It wasn’t until my own babies were tweens that I truly understood what “enjoy them while they’re young” means.
It was the sight of that baby’s uncomplicated smile that did it, that finally made me understand what those women had been trying to tell me all those years ago, when they repeatedly noted how fast it goes and urged me to enjoy each moment.
Frazzled and sleep deprived, I could only interpret that advice literally, and puzzle over it. Which was not, I now realize, the intent. What those women were telling me to enjoy in my little kids was something specific, something I took for granted until it disappeared from my life as a parent: unconditional love and affection.
I get it. I was a quiet, withdrawn teen myself, spending hours alone in my room with a book. I wasn’t particularly demonstrative—at least, not where my parents were concerned. I accepted their affection routinely, as my due. So I am unsurprised that my two teen boys don’t greet me with joy when I return home after a few hours away. I don’t expect them to tell me how much they love me, or to offer spontaneous hugs and kisses.
But it sure was nice when they did those things.
I’ll never be the type to advise a weary mother to treasure each moment.
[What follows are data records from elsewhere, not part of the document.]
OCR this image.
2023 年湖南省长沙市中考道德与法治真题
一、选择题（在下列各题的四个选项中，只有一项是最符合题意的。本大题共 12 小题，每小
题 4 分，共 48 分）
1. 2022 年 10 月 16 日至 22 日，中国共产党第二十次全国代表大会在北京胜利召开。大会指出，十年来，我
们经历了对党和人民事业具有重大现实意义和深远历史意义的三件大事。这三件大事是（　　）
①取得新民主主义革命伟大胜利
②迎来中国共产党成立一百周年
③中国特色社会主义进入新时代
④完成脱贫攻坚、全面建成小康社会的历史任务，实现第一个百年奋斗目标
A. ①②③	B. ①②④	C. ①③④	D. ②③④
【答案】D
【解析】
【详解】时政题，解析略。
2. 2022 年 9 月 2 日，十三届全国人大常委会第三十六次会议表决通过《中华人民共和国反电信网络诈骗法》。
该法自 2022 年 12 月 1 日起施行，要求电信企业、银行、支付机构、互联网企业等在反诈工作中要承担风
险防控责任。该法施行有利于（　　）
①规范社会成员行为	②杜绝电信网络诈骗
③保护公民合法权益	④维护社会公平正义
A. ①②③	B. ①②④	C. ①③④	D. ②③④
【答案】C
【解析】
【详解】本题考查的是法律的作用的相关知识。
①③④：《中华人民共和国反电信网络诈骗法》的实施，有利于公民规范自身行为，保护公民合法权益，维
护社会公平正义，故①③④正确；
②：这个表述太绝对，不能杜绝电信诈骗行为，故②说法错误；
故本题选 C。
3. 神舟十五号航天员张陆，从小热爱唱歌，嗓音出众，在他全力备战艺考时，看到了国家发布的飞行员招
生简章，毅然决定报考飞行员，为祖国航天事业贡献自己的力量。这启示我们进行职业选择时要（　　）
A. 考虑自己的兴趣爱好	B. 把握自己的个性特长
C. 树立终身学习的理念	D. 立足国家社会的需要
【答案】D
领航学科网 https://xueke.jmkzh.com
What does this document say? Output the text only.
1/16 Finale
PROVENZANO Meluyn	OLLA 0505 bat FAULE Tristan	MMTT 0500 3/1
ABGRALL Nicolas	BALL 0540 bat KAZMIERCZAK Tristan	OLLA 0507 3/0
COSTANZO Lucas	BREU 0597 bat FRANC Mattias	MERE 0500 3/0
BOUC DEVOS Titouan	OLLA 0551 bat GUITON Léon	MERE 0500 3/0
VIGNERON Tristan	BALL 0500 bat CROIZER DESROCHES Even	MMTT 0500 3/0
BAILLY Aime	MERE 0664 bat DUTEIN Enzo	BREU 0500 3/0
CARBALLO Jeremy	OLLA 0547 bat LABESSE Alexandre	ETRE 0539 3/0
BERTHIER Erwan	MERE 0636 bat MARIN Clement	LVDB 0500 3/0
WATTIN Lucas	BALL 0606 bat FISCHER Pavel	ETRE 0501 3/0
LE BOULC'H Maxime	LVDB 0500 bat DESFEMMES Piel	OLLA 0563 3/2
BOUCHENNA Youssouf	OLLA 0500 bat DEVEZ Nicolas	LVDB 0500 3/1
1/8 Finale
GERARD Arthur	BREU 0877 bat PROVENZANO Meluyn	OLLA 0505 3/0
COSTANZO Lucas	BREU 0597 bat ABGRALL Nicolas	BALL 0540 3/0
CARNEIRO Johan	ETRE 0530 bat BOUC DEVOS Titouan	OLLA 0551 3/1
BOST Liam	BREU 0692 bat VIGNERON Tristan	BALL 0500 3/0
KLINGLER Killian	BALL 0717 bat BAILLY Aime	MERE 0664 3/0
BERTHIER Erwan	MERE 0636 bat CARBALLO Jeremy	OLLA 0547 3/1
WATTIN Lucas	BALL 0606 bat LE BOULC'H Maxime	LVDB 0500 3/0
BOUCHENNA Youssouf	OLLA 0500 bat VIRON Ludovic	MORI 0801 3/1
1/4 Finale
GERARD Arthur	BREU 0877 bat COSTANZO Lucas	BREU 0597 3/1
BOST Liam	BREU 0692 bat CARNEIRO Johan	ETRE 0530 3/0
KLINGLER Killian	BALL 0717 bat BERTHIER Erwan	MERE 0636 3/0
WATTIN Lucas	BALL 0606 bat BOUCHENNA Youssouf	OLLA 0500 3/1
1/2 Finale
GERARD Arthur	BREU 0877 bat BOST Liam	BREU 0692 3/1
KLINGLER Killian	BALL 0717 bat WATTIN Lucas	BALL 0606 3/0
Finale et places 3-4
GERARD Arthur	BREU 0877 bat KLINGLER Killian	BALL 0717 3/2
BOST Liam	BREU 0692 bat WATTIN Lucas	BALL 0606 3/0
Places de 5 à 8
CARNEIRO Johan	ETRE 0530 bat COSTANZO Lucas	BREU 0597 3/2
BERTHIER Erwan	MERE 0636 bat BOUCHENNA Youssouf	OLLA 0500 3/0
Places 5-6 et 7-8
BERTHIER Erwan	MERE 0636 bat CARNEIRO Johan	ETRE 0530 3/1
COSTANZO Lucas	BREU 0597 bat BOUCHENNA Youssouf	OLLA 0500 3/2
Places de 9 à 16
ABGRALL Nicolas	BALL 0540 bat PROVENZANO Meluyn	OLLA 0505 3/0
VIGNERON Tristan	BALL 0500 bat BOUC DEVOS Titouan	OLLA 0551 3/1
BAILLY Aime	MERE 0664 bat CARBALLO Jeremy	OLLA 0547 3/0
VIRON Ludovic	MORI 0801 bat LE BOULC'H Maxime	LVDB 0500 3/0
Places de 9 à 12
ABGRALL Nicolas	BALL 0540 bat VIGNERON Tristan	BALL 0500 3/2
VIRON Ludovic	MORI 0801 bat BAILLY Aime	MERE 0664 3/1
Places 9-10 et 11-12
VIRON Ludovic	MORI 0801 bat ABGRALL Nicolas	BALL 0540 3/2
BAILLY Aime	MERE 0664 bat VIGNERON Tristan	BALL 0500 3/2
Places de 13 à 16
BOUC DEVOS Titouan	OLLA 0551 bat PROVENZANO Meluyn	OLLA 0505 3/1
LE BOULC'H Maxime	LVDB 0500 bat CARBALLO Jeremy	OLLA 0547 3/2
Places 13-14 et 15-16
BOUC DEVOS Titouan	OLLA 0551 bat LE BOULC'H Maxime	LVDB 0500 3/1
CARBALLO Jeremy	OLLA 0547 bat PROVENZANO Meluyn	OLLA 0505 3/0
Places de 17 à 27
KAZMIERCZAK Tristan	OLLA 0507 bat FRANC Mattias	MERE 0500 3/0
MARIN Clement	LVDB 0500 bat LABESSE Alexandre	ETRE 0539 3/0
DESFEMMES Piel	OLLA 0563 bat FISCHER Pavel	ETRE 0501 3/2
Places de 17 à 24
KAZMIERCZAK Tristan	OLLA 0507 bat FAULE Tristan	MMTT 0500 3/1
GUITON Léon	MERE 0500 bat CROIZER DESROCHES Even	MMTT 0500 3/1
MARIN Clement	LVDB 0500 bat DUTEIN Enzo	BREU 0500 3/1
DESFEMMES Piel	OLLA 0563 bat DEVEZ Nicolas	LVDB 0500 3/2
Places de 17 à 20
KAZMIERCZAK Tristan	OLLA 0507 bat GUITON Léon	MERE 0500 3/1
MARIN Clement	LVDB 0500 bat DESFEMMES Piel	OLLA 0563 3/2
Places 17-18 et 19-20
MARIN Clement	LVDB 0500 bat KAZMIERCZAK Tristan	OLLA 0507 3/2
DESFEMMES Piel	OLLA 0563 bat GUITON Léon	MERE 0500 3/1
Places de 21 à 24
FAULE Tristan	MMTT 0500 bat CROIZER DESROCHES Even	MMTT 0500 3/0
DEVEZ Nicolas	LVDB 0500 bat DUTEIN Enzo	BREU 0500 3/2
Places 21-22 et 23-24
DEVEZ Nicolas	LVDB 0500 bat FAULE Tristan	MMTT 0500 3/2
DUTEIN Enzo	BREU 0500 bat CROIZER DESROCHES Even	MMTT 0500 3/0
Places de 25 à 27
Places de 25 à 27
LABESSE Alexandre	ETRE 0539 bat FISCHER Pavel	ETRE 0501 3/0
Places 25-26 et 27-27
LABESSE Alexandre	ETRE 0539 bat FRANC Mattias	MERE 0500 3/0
But that day in the produce section, I wanted to tell that woman something else: to soak up the embraces, the sweet heft of a toddler on the hip, the fun of coaxing a smile from a baby, the joy of a preschooler spotting you at pickup. Because if I had understood how much I’d miss all that affection, maybe I really would have tried to savor it a little more.
Of course, I didn’t say a word to that mother at the grocery store. I’m not one of those older ladies. Not yet, anyway.